Additionally, the color currently holding the title of “previously underappreciated yet currently hip” has shifted from fall’s eclectic camel to the under-the-radar navy. A little brighter to welcome spring but still subdued, navy can almost be seen as neutral, as it is the color of denim. This makes it less obtrusive as part of a collection of colors in an outfit, and lends it to accentuation. Basic, yet still quite colorful—the best of both worlds.

Leena Kozupa brought these ideas into light, and I would say that her style validates them. I love that, the day we talked, she wore a cropped shirt underneath a navy cardigan underneath a thick, wool, sweater/coat with a geometric print. So ‘90s, but better thought out. Classier and more careful, but still distinctive.

Leena recalled that she has found gems amongst her mom’s old clothes. The shirt in this outfit is an example. She has also re-sewn and altered some of her finds, including a dress that she shortened. “It was originally ankle-length for a person shorter than me, so it looked really awkward when I tried it on,” she recalled. “So, I saw how it would look knee-length. I really liked that it was navy with a print. It’s a pretty color, the print made it stand out. It was almost like paint streaks, a gold paint streak. It had a collar, which I thought was interesting… Not many dresses are made with collars now. It was surprisingly nice,” she finished.

“So I made it. Now I wear it.” I wish everyone did stuff like this. The world would be a much more interesting place to look at.

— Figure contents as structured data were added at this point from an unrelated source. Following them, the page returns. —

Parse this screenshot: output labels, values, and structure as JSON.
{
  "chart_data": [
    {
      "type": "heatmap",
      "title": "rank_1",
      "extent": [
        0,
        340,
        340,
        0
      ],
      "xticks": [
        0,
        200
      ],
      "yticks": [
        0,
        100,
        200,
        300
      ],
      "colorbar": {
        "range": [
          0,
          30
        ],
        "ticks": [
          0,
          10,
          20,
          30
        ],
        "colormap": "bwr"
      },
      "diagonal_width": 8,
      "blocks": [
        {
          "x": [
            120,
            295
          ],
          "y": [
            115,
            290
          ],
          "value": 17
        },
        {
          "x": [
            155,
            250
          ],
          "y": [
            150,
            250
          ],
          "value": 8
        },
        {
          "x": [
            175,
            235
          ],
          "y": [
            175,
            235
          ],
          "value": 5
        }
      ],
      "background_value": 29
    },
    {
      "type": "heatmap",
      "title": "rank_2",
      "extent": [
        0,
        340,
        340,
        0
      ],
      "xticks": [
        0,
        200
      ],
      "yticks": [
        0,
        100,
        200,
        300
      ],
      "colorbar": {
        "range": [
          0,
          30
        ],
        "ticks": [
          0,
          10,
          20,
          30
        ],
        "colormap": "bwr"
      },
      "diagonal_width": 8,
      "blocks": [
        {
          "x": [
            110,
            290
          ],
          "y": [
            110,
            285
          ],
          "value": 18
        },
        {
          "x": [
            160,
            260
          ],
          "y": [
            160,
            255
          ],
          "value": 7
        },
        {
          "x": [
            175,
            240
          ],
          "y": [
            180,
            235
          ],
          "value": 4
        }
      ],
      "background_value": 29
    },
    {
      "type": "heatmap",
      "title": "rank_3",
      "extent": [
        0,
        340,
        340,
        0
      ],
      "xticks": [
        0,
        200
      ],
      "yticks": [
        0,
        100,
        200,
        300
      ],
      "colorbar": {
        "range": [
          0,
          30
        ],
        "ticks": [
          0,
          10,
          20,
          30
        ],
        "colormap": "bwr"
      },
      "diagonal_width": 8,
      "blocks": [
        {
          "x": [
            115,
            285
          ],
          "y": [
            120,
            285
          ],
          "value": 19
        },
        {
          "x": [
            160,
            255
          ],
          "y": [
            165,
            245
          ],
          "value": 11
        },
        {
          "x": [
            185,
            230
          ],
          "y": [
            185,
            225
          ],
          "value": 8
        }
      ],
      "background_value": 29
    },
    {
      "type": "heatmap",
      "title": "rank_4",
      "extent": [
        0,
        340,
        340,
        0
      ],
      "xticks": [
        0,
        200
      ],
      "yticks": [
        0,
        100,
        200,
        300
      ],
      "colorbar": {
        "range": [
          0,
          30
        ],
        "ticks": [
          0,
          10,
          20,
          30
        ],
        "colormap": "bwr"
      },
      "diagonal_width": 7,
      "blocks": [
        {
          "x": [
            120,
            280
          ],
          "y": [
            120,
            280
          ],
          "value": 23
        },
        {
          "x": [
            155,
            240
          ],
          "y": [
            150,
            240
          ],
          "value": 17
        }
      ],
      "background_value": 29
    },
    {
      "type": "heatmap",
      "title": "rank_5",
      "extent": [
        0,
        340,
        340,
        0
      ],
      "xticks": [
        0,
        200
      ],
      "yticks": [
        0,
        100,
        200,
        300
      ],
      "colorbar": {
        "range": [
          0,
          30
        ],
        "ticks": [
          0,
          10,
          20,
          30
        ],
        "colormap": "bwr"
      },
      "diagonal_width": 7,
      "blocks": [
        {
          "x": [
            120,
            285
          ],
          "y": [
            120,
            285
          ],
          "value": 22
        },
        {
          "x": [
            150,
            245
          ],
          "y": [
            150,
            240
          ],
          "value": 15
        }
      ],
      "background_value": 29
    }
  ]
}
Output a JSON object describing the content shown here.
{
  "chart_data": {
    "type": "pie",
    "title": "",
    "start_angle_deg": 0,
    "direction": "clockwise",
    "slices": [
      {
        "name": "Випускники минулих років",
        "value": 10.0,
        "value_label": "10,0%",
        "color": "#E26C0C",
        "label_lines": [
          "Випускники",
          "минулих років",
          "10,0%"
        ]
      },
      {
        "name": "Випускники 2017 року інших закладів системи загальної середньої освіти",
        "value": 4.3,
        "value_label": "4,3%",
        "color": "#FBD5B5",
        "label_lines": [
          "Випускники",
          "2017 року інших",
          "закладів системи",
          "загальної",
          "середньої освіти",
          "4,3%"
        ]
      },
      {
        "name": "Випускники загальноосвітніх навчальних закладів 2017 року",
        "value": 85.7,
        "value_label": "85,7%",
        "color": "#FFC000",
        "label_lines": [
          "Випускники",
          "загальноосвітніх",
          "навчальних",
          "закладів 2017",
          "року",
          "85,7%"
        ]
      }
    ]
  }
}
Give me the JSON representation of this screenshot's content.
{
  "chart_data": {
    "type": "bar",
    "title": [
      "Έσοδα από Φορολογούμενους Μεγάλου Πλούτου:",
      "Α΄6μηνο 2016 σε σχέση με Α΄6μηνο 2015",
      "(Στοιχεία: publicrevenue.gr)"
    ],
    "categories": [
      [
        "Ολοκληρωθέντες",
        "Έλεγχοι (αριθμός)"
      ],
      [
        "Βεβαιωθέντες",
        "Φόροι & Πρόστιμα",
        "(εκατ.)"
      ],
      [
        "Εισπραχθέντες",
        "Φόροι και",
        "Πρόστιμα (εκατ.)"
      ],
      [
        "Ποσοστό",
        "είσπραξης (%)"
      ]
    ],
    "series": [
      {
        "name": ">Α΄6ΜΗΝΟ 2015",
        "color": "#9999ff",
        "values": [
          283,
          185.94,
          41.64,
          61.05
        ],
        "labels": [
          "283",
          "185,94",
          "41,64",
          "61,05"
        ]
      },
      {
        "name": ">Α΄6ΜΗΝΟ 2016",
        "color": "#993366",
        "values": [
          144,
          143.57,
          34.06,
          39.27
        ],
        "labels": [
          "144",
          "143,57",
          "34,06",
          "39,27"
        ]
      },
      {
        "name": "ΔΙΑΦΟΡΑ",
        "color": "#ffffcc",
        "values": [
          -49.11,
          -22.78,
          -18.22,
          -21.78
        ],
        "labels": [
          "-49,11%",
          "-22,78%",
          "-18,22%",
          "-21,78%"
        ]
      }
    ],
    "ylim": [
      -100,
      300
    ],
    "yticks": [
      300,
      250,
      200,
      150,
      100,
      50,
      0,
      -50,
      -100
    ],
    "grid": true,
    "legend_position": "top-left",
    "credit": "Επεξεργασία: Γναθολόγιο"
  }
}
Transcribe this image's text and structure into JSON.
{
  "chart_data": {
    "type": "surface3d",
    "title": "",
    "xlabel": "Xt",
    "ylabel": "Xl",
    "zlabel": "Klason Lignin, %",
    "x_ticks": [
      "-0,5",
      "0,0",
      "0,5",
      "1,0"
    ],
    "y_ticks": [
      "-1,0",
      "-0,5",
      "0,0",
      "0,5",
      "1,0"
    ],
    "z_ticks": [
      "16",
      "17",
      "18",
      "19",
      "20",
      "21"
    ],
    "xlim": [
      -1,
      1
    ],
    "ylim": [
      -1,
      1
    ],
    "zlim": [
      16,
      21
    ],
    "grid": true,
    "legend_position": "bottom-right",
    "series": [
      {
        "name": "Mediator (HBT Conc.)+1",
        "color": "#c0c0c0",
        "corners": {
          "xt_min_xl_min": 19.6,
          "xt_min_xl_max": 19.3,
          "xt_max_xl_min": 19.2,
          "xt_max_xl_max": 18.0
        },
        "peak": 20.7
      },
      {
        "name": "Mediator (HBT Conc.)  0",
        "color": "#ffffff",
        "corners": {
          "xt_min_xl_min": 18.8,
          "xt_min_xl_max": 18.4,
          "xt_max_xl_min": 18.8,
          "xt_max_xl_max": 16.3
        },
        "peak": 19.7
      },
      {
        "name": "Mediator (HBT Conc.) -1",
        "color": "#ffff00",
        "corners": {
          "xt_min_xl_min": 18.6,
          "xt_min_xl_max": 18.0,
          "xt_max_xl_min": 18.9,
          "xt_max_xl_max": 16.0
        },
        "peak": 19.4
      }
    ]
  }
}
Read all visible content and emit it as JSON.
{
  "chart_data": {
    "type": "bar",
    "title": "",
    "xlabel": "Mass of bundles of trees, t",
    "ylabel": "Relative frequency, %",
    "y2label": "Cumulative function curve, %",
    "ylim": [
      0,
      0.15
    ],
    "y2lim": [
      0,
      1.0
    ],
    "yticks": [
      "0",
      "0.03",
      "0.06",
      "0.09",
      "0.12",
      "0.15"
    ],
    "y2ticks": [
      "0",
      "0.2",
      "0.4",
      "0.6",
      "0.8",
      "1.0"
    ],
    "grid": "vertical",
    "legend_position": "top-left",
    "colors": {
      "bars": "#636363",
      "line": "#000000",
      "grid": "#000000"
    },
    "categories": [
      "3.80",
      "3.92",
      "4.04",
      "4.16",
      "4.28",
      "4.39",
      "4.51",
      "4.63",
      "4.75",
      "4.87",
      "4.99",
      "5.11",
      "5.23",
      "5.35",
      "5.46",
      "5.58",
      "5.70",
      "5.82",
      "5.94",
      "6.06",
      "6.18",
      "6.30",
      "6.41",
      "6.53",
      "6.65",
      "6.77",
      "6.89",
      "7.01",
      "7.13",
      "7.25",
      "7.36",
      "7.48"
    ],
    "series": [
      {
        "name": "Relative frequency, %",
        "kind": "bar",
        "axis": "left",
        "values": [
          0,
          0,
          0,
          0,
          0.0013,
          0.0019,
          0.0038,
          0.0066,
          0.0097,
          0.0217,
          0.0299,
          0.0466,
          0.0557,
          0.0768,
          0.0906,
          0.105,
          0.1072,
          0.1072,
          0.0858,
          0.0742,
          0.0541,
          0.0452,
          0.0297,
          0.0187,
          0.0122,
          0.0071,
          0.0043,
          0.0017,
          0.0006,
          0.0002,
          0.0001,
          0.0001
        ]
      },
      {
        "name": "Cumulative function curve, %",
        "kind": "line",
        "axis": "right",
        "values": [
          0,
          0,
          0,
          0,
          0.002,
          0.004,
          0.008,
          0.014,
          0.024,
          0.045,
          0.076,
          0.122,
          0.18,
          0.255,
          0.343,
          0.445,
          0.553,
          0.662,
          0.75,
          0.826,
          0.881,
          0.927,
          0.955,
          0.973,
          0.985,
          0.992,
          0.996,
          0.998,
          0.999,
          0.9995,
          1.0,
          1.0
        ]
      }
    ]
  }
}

One of Leena’s first alterations was to make a pair of pants “super tight,” inspired by a slight punk influence. The next year, skinny jeans appeared. She said she found it cool that stores were making something she had wanted so badly she’d made it herself. I say, she was just a little ahead of her time.

Leena does not have any specific source of inspiration but browses any blog or magazine she stumbles across. She also noted that she sometimes reads fashion books in bookstores, getting into the history of it all.

Stylistically, she finds herself attracted to geometric, bright, and eye-catching designs, but usually only allows one in each outfit, so things don’t get out of hand.

“Personally, I’m a bargain hunter,” she said. She tries to find things that aren’t obsolete, that she sees as timeless, in a sense. She uses thrift stores and vintage stores as they should be used: as opportunities to find cheap, but unique pieces. She only splurges on things she finds truly nice, and only infrequently, to make sure she really appreciates doing so. To her, amassing a wardrobe that fits her style is more than just going out and buying things. It’s about really searching out what she wants, stuff she can imagine herself wearing for longer than just a season or two. For this reason, she likes jewelry and accessories from other places and sees such items as the perfect traveling gifts. “Better than ‘Oh, I got this at Urban Outfitters,’” she joked, making a good point.

And maybe that’s why Leena appreciates fashion—because it lets her express herself. She takes full advantage of it as an outlet, literally crafting a presentation of herself that she finds particularly fitting. For her, fashion is something she contributes to, rather than something she might simply follow.